Can you see the glaring difference there? You may not think that's a big deal (I've used the biggest font size increase to make it super obvious), but for some people, that's the difference between inclusion and exclusion.

Beware the body resize "fix"

You may think you can fix everything by 'upscaling' the body font size back to 1.6rem.

That definitely helps. It mitigates a lot of the problems... but not all of them!

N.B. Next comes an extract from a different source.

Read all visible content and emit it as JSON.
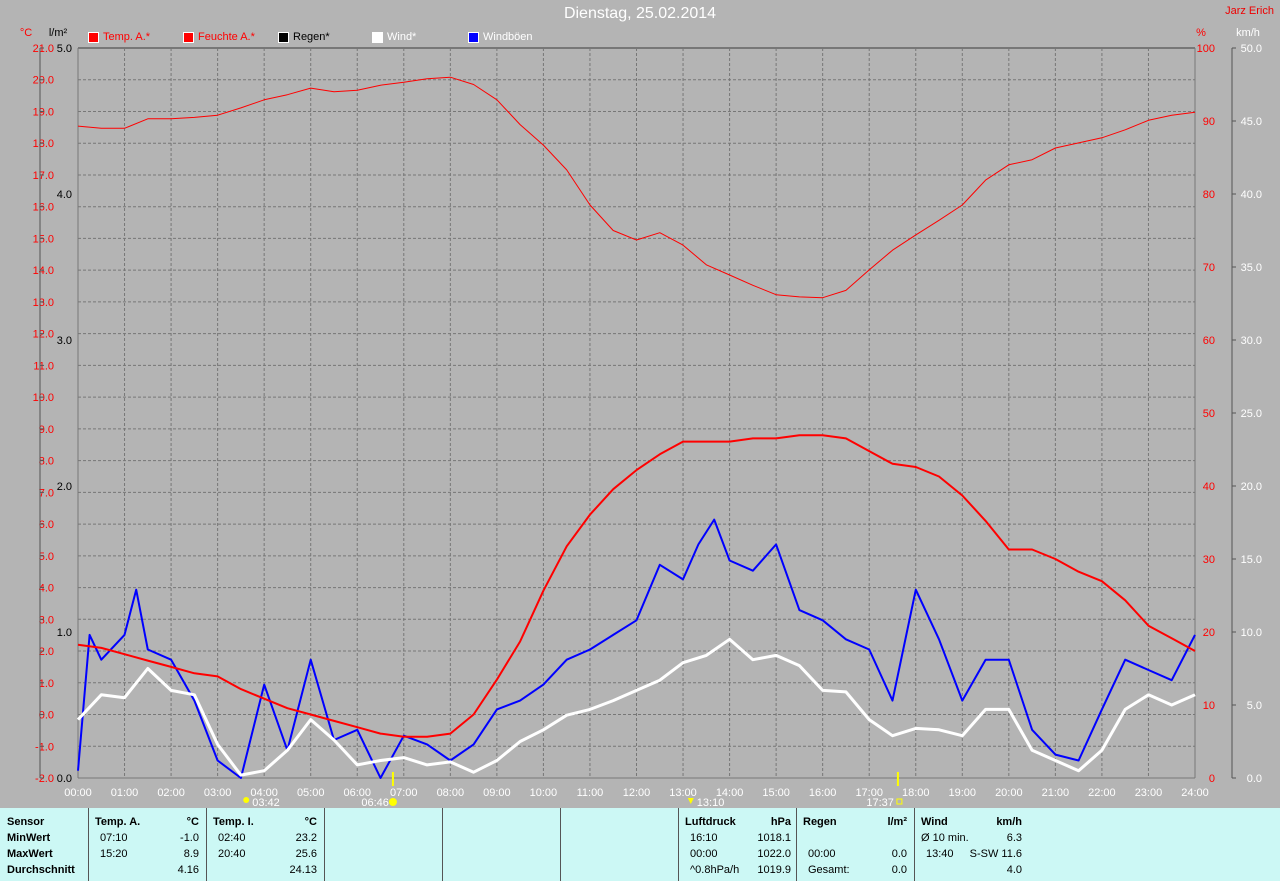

  1. Not all font-sizes inherit. Think of form elements, for example.
  2. You still keep all of problems 2-5 listed above

Alternative ways to work with REM

  1. Of course there is manual math! Do you need an alternative? You can set up variables once at the start of a project and then leave the values alone.
  2. As I mentioned earlier, modern methods like clamp() min() and max() functions mean everything is less static than it once was. Plus we even have new units now like container units! So you may not need to use rem as much.
  3. Check out Utopia to generate fluid variables for you
  4. The surprisingly powerful calc function can do all you need. For example: calc((32 / 16) * 1rem)
  5. My favourite approach — Use a scss function! (Just like the one I use on this site)
@use 'sass:math';

/// Converts PX to REM
/// @access public
/// @param {string} $size - Value to be converted in PX.
/// @returns {string} - Returns REM string.
/// @example font-size: rem(24px);
/// @returns font-size: 1.5rem;
@function rem($size) {
$remSize: math.div($size, 16px);
@return #{$remSize}rem;
}

Using something like this Sass function makes it extremely easy to work with rem when you need to.

In conclusion

It doesn't matter what tutorials have taught you, or if you see others using the rem-font-hack. My years of experience have taught me that we should work with system defaults, not fight against them.

I hope you agree of course and break the habit ASAP if you're using the rem-font-hack in your sites.

But if I've not convinced you, that's OK too. It's your choice. Just be aware of all those negatives, and make sure you combat them wherever possible.